CRITIQUE CD événement. CAMPRA : L’EUROPE GALANTE, 1697 (Les Nouveaux Caractères, D’Hérin, novembre 2017 – 2 CD Château Versailles Spectacles). Campra dut-il décamper ? Le 24 oc 1697, le compositeur employé de l’Archevèque de Paris, n’avait pas souhaité voir mentionné son nom sur les affiches et le livret car son patron n’aurait pas vu d’un bon œil la conception d’un ouvrage à la sensualité et aux références érotiques scandaleuses… Dans les faits, Campra revendiquera officiellement la paternité de l’Europe Galante, puis du Carnaval de Venise de 1699, après s’être libéré de ses engagements d’avec l’Archevêché de Paris en octobre 1700. Le Ballet selon la terminologie du XVIIè (et non pas « opéra-ballet » comme il est dit aujourd’hui par les musicologues), séduit immédiatement par la sensualité séduisante de son écriture, la fine caractérisation des actes selon le lieu concerné et le style « ethnographique » évoqué.
Campra amoureux et sensuel
à l’époque où le Turquie faisait l’Europe Galante…
Campra marque l’histoire de la musique dramatique à l’époque de la France Baroque car il renouvelle sensiblement le genre chorégraphique, offrant une nouvelle définition d’un spectacle chanté, dansé, joué, à partir du genre hybride du divertissement, séquence constituante de l’opéra légué par Lully, et qui sollicite tous les acteurs sur la scène : chanteurs, choeur, danseurs et évidemment orchestre. L’imagination très attractive et poétique de Campra se distingue nettement de celle de ses contemporains… en dépit de son intrigue morcelée, L’Europe Galante traverse diverses contrées européennes et présente les divers visages de l’amour, en France, en Espagne, en Italie, et en … Turquie (!).

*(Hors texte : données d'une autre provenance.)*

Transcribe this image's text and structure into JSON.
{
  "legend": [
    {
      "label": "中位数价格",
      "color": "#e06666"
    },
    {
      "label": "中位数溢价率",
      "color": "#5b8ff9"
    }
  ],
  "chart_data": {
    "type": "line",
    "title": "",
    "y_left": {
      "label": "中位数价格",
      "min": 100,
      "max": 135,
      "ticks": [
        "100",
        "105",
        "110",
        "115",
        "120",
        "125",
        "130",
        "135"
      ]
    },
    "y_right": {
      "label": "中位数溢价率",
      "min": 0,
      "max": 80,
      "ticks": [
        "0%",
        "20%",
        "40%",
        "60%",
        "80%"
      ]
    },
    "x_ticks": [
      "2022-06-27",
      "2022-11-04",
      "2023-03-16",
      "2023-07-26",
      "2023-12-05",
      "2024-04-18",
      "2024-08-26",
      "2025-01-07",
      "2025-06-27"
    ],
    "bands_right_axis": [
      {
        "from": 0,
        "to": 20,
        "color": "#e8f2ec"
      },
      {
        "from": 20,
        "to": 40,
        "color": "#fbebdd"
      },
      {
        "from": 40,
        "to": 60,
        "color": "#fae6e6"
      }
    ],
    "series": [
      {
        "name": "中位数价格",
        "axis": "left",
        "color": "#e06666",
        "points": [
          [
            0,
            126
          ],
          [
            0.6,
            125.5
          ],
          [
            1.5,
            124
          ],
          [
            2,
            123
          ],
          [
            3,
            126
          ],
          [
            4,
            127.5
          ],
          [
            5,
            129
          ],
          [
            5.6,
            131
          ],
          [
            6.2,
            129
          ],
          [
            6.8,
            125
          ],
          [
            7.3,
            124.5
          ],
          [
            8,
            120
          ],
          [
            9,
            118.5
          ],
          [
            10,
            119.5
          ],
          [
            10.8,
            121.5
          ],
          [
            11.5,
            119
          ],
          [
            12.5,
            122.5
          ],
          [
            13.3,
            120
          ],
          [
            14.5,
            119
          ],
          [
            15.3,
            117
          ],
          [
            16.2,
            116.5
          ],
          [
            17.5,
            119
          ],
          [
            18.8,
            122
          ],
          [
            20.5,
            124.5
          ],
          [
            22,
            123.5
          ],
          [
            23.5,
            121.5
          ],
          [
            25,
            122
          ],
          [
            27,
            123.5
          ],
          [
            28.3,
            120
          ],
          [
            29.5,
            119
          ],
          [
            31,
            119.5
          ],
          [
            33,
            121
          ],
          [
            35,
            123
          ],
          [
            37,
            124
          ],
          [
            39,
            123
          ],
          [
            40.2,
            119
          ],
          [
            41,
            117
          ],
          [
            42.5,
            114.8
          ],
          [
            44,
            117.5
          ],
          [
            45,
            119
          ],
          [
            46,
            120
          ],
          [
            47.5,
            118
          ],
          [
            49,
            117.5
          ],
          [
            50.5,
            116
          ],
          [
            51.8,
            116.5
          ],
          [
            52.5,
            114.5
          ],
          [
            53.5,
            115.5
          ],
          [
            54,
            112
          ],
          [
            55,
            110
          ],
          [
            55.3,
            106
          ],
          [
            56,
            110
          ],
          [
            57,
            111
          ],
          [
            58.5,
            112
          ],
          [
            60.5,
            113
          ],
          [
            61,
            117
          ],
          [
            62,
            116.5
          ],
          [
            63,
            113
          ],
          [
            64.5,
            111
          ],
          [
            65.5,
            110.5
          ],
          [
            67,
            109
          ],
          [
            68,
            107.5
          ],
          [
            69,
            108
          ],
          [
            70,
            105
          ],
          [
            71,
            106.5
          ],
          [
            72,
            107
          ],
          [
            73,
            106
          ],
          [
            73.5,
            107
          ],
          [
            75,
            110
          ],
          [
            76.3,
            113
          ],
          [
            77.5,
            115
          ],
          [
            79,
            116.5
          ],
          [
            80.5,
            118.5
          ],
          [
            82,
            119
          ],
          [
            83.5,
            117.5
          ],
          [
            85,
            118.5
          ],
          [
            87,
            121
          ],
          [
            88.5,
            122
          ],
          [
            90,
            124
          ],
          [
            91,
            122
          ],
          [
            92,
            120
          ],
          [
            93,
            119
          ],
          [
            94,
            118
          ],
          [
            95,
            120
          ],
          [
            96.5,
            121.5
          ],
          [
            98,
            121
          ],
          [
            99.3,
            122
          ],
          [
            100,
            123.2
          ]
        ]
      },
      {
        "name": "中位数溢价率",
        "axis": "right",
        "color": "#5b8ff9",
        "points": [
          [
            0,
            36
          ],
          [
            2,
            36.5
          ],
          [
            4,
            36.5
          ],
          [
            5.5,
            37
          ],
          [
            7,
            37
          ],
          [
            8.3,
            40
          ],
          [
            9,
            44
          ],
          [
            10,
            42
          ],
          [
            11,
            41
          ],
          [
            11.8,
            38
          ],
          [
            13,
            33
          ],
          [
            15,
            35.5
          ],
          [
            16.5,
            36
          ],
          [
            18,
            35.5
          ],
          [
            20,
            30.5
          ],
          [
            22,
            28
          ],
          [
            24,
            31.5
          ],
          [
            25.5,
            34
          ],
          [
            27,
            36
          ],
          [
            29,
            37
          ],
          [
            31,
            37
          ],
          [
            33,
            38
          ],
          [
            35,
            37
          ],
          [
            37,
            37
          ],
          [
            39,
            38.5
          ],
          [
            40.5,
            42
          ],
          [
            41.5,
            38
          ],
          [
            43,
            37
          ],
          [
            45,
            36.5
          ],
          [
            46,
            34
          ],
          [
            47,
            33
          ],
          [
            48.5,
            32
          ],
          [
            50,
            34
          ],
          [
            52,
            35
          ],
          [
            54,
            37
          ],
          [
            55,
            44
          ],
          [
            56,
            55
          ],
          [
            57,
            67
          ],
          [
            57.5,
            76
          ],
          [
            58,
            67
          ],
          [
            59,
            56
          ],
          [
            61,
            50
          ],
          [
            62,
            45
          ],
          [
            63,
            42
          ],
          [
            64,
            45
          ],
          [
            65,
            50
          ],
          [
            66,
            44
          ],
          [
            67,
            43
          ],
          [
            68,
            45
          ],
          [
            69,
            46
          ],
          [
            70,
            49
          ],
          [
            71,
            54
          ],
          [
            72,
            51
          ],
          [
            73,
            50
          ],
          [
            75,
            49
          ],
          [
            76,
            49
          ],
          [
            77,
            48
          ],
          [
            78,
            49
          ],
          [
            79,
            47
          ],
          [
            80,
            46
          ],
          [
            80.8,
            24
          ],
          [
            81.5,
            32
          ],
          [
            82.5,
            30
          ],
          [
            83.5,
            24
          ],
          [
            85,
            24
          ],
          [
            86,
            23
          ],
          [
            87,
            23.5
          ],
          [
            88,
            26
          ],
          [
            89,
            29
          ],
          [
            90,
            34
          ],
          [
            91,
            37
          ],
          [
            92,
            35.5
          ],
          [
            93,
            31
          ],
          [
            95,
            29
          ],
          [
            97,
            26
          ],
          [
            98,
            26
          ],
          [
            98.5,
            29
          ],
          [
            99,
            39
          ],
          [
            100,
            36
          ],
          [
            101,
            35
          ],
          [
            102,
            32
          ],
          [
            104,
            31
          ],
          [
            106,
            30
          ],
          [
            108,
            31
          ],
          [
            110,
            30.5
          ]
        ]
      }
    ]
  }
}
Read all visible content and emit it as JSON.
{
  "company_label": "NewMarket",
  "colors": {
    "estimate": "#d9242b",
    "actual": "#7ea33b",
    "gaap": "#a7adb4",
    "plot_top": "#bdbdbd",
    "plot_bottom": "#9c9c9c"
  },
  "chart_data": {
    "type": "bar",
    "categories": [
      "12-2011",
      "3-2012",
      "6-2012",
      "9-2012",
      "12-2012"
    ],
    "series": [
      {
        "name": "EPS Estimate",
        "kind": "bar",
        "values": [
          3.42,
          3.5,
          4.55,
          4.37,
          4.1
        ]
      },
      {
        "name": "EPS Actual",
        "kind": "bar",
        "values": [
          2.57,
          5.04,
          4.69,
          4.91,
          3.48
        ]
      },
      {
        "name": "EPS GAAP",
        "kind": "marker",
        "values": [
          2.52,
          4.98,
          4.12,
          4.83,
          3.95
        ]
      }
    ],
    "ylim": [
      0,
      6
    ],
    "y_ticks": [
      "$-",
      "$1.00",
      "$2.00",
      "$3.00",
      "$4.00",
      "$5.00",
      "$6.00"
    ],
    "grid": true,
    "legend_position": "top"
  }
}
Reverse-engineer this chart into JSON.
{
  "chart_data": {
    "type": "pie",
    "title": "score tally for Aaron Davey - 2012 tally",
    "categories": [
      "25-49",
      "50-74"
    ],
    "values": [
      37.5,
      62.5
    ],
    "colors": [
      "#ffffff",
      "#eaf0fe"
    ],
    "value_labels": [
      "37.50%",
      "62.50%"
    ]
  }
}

A notre époque où l’intégration dans la communauté européenne de nos amis turcs pose toujours problème, voilà qui ne suscitait aucune réserve de la part de Campra et de son librettiste et par extension de leurs contemporains en ce début du XVIIIè.
La réussite de Campra et de son librettiste La Motte est d’offrir et de ciseler ainsi 4 tableaux dont la finesse d’inspiration et la couleur égalent le génie d’un Watteau ; la force réaliste de l’opéra nouveau revenant au sujet proprement dit : plusieurs intrigues amoureuses dans le style contemporain (soit du Marivaux ou du Beaumarchais avant l’heure, mais sans aucun sentiment ironique ni parodique et cynique : le temps est à l’abandon et à la sensualité). Ainsi la sensibilité amoureuse et le tempérament séducteur de chaque nation est épinglée, dans sa singularité contrastante : le Français, dans un intermède pastoral et berger, est « volage, indiscret et coquet » ; l’Espagnol, en une sérénade divertissante, « fidèle et romanesque », l’italien, inventeur du masque et du bal vénitien, est « jaloux, fin et violent » (un vrai méditerranéen en somme) ; enfin le Turc, en ses écrins colorés et sensuels, à la fois « souverain » et « emporté ».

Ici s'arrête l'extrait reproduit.